Già durante il secondo viaggio, egli avvia un nuovo metodo di apostolato, aggiungendo alla predicazione diretta lo scritto sotto forma di lettere, piene di affetto ed amorosi consigli, ma anche eco fedele delle crescenti preoccupazioni dell’apostolo. In esse è possibile leggere un quadro che getta una luce sconcertante sulla vita infaticabile del missionario: disagi, prigionie, pericoli di morte, naufragi, guadi difficili di fiumi, incontri con briganti, incomprensione ed ostilità da parte di alcuni cristiani.

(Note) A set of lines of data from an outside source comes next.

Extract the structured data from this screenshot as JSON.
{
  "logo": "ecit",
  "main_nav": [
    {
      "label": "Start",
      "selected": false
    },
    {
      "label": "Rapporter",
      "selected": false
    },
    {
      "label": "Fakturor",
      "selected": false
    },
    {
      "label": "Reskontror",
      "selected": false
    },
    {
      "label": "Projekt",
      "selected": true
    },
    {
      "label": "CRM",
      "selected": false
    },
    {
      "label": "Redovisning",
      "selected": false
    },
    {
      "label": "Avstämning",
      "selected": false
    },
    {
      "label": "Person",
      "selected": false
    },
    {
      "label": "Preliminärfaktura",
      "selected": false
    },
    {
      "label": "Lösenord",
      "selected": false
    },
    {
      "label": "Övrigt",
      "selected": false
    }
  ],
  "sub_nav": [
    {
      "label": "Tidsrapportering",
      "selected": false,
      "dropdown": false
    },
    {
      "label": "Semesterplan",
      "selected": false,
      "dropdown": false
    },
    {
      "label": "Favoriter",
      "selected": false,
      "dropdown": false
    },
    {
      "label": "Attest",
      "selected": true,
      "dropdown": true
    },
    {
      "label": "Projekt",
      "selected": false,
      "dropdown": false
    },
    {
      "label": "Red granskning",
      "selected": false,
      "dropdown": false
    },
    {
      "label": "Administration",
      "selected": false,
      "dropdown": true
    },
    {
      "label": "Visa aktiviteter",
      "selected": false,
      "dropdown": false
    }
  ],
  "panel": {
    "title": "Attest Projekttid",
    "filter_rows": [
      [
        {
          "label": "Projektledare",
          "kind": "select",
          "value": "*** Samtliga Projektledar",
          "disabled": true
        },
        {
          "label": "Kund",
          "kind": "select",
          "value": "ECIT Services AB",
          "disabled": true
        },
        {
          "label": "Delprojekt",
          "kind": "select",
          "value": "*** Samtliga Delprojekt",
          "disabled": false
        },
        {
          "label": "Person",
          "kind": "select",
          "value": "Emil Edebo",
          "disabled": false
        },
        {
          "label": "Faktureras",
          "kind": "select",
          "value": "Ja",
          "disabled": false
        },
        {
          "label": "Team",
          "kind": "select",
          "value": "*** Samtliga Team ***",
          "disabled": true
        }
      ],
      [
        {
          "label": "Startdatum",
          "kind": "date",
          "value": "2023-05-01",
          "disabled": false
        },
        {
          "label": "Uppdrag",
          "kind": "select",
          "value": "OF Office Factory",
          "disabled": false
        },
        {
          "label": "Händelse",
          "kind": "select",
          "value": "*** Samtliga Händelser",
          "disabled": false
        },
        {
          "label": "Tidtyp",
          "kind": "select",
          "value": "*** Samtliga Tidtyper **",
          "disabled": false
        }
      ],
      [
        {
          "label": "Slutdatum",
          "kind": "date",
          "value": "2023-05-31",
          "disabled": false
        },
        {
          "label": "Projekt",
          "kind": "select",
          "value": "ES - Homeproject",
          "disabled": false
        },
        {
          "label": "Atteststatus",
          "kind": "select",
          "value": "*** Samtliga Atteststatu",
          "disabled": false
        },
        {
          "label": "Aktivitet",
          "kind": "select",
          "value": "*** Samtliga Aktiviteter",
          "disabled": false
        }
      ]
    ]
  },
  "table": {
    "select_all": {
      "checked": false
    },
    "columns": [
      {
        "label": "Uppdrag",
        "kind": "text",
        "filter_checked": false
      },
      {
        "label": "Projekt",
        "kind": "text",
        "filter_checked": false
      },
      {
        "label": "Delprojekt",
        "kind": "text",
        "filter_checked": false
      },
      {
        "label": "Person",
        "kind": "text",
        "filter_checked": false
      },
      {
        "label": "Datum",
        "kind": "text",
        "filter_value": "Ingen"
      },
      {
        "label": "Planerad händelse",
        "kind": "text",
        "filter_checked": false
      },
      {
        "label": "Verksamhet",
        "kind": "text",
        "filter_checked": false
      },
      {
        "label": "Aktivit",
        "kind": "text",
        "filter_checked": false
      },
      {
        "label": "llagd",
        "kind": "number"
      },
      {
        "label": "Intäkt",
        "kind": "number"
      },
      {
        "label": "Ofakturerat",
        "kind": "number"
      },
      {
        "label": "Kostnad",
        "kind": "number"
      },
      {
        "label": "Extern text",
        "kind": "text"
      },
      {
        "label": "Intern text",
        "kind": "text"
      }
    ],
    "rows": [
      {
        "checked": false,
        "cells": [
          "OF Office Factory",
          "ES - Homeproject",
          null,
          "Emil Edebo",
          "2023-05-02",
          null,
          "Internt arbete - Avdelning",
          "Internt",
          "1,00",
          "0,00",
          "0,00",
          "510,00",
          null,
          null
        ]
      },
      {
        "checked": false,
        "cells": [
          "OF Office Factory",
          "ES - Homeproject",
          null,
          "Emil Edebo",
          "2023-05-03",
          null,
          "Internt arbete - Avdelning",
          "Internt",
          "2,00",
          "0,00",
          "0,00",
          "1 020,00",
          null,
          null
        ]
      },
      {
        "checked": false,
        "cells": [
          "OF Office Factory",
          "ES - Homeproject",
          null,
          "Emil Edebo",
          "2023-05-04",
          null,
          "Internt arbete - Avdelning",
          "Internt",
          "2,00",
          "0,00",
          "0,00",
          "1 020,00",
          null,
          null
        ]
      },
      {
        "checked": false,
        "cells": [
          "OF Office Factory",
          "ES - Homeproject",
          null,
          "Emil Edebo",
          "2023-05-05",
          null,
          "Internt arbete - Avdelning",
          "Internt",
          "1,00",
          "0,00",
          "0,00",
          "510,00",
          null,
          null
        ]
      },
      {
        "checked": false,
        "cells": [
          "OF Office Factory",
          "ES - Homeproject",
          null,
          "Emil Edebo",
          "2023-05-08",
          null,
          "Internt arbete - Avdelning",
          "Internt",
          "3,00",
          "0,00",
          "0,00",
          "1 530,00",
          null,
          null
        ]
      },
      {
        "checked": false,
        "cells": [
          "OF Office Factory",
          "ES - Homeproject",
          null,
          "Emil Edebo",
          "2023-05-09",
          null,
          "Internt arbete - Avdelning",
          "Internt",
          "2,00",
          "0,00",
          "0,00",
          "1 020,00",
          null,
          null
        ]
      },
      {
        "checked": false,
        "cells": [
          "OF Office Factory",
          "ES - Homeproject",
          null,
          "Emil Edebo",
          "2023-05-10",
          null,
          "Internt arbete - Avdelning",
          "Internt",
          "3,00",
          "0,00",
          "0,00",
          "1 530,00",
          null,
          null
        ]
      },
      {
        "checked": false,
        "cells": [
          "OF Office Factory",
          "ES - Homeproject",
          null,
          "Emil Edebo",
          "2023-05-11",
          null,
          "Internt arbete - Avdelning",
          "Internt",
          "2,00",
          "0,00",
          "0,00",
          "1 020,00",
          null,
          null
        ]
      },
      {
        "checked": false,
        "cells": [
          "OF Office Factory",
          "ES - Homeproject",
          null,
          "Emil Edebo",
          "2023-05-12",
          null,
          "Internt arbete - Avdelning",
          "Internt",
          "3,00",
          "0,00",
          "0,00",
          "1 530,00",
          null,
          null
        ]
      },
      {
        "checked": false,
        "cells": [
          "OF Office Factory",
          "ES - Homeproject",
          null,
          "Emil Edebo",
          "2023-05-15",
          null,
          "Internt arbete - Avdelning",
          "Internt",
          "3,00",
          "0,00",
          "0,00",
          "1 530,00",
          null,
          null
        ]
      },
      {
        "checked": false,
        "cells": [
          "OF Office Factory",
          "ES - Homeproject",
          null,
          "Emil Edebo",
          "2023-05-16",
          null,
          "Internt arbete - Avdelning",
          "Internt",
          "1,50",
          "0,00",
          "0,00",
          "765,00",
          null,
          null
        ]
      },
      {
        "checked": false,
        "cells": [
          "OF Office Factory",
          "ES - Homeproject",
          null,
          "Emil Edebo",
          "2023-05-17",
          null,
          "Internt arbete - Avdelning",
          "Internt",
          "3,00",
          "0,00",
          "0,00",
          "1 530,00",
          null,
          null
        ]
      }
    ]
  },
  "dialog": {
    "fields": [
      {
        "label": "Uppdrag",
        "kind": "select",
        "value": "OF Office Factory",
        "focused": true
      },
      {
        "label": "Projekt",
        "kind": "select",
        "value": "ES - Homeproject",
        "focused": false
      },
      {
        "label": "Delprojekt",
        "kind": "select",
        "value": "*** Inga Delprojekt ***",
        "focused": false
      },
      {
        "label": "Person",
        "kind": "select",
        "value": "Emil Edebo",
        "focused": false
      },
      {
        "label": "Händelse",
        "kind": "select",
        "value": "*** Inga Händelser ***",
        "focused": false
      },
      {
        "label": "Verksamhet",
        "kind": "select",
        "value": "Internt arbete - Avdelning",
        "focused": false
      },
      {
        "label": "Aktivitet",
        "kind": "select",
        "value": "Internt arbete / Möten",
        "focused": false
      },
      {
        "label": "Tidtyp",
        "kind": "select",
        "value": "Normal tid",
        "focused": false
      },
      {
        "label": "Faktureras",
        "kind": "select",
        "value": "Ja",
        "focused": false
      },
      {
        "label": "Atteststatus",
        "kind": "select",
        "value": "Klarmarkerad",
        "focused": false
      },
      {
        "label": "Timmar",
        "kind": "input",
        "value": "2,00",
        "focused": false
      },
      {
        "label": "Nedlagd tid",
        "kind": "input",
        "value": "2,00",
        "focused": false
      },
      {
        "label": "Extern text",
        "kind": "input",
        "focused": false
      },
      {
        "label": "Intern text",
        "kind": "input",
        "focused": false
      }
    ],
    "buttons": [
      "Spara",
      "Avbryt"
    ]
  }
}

Esse, inoltre, scritte in uno stile personalissimo e di grande efficacia, sanno elevarsi su un piano universale con consigli ed idee che trascendono il caso concreto per rivestire un’attualità eterna, lasciando trasparire lo slancio, la tensione, il calore dell’apostolo, teso come un arco ad arroventare la parola con la sua fiamma.
La possibilità di fruizione ed apprezzabilità dei suoi scritti da parte di tutti gli uomini, sia cristiani che non, in uno spirito di condivisione oltre ogni separatismo culturale e religioso, è all’origine del carteggio apocrifo attestante uno scambio di lettere tra Paolo e il filosofo Seneca, quel saepe noster dei cristiani, in quanto entrambi accomunati dal medesimo alto contenuto morale e spirituale.